Lynch admits that with current technology only 2.5 trillion barrels of what remains can be produced though he believes future advances in technology will greatly increase the recoverable amount. He adds that he is not even including production from tar sands or other nonconventional sources. He writes all this as if it were a matter of settled fact and without citing a single piece of evidence for his views.
Lynch’s most recent boast is part of a series of ever-escalating estimates by oil optimists starting a decade ago. Today, such estimates carry with them a tone of desperation as the evidence mounts that we are approaching a worldwide peak in the production of oil. The timing of peak oil production is important because there is currently no viable substitute for oil. A nearby peak would raise havoc with a global economy addicted to ever-increasing supplies of cheap oil to fuel its growth. If oil supplies begin to decline soon, that growth may be difficult and perhaps impossible to achieve.
Lynch’s estimate finds its provenance in the U. S. Geological Survey’s (USGS) World Petroleum Assessment (WPA) which places the world’s total endowment of conventional oil at about 3 trillion barrels. The WPA was published in 2000 and has served as a launching point for the optimists ever since. They forget, however, that the report included three scenarios: a low case, a mean or reference case, and a high case. The low case puts the world’s total endowment of conventional oil at about 2.2 trillion barrels which means that we have produced about half of what the world has. This estimate is more in line with the pessimists’ view. The high case–to which the agency assigns a 5 percent probability–puts the total endowment at 3.9 trillion barrels. This high case is often cited by the optimists without any qualifier that it is a low-probability outcome, at least in the view of the USGS. The high case is close to Lynch’s current recoverable estimate of 3.5 trillion barrels though he clearly sees that number growing dramatically over time.

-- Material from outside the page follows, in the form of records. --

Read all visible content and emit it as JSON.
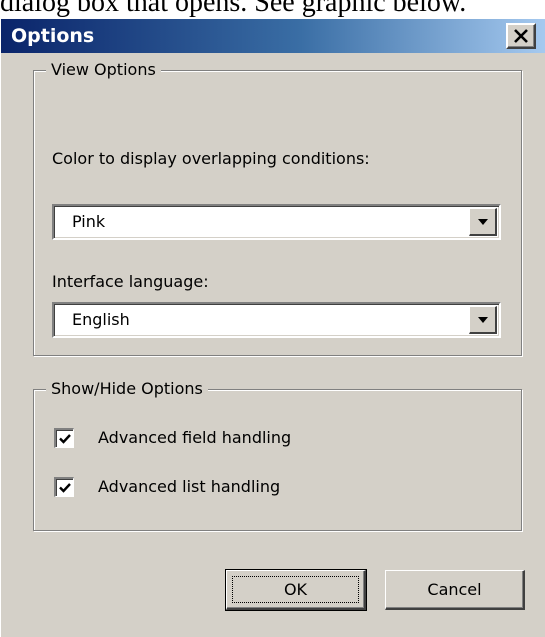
{
  "document": {
    "caption": "dialog box that opens. See graphic below."
  },
  "dialog": {
    "title": "Options",
    "close_glyph": "×",
    "view_options": {
      "legend": "View Options",
      "color_label": "Color to display overlapping conditions:",
      "color_value": "Pink",
      "language_label": "Interface language:",
      "language_value": "English"
    },
    "show_hide_options": {
      "legend": "Show/Hide Options",
      "items": [
        {
          "label": "Advanced field handling",
          "checked": true
        },
        {
          "label": "Advanced list handling",
          "checked": true
        }
      ]
    },
    "buttons": {
      "ok": "OK",
      "cancel": "Cancel"
    }
  },
  "colors": {
    "face": "#d4d0c8",
    "title_start": "#0a246a",
    "title_end": "#a6caf0"
  }
}
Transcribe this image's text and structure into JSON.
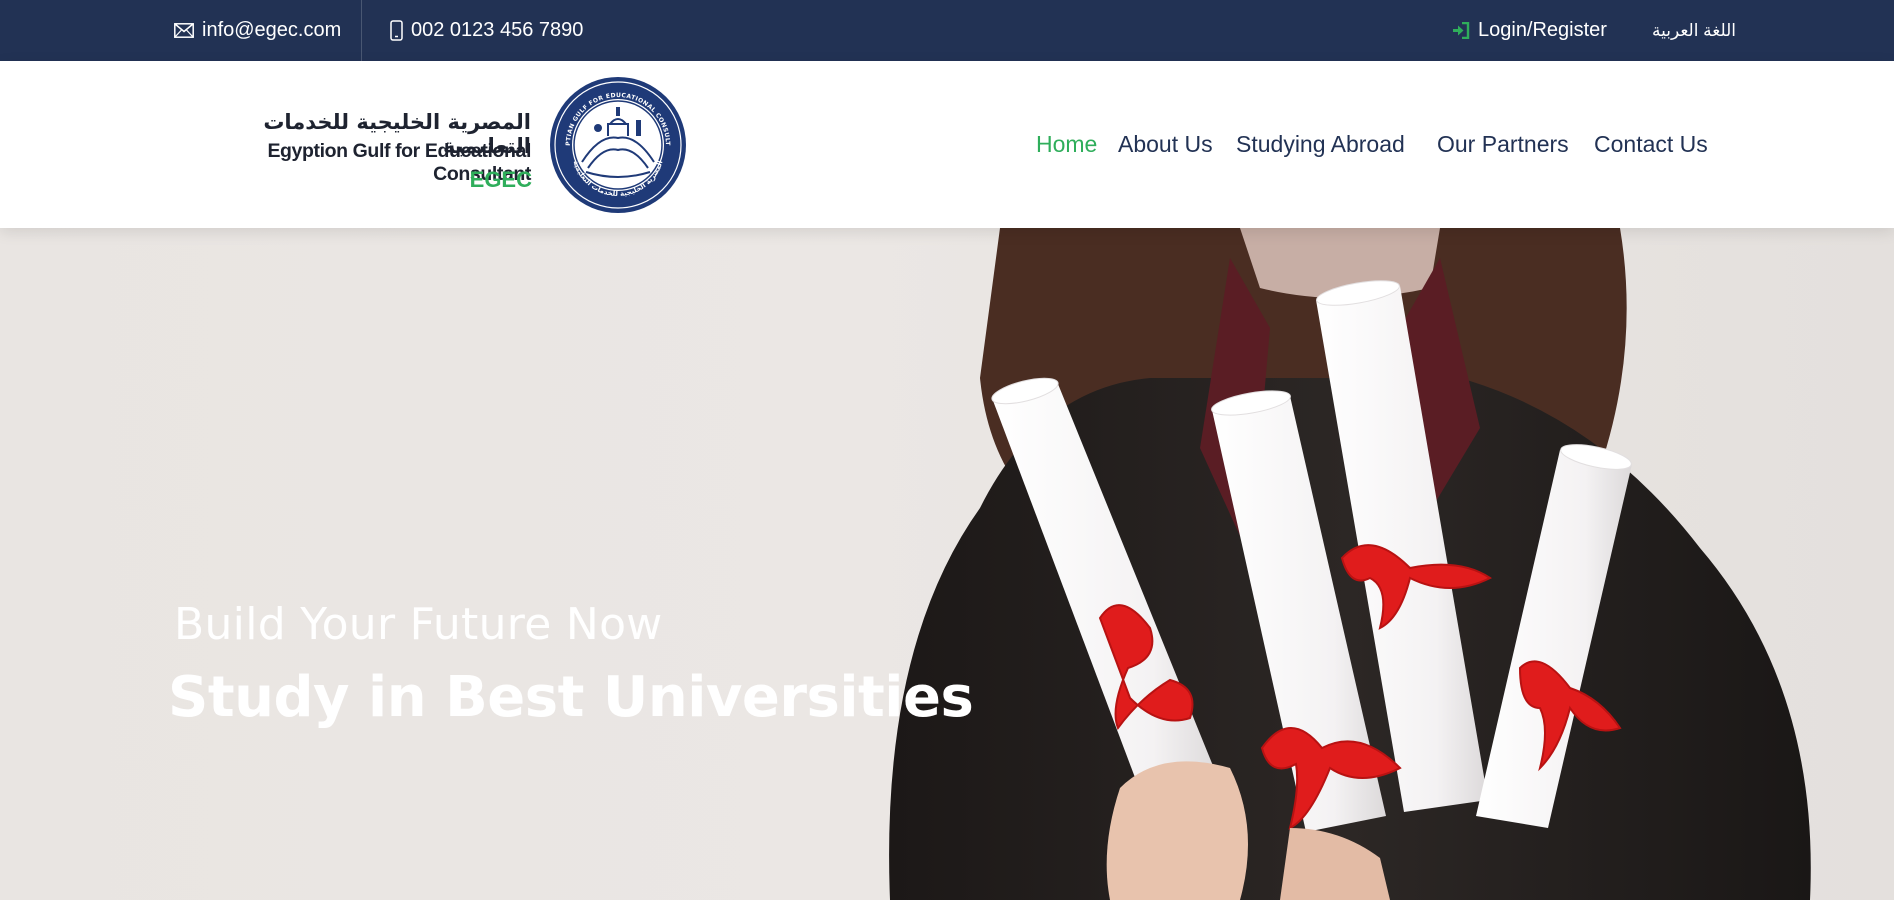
{
  "topbar": {
    "email": "info@egec.com",
    "phone": "002 0123 456 7890",
    "login_label": "Login/Register",
    "language_label": "اللغة العربية",
    "icons": {
      "email": "envelope-icon",
      "phone": "mobile-phone-icon",
      "login": "sign-in-icon"
    }
  },
  "brand": {
    "name_ar": "المصرية الخليجية للخدمات التعليمية",
    "name_en": "Egyption Gulf for Educational Consultant",
    "short_name": "EGEC",
    "seal_text_top": "EGYPTIAN GULF FOR EDUCATIONAL CONSULTANT",
    "seal_text_bottom": "المصرية الخليجية للخدمات التعليمية"
  },
  "nav": {
    "items": [
      {
        "label": "Home",
        "active": true
      },
      {
        "label": "About Us",
        "active": false
      },
      {
        "label": "Studying Abroad",
        "active": false
      },
      {
        "label": "Our Partners",
        "active": false
      },
      {
        "label": "Contact Us",
        "active": false
      }
    ]
  },
  "hero": {
    "subtitle": "Build Your Future Now",
    "title": "Study in Best Universities"
  },
  "colors": {
    "topbar_bg": "#223254",
    "nav_text": "#223254",
    "accent_green": "#2fae5b",
    "hero_text": "#ffffff"
  }
}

Cambridge Energy Research Associates (CERA), a longtime cheerleader in the optimists’ camp, places the world’s endowment of recoverable conventional oil at precisely 3.74 trillion barrels which is in line with the WPA’s 5-percent probability high case. CERA says that if unconventional oil resources–such as tar sands, oil shale and arctic oil–are added to this number, the total reaches precisely 4.82 trillion barrels. The firm notes that even this number is “likely to grow.”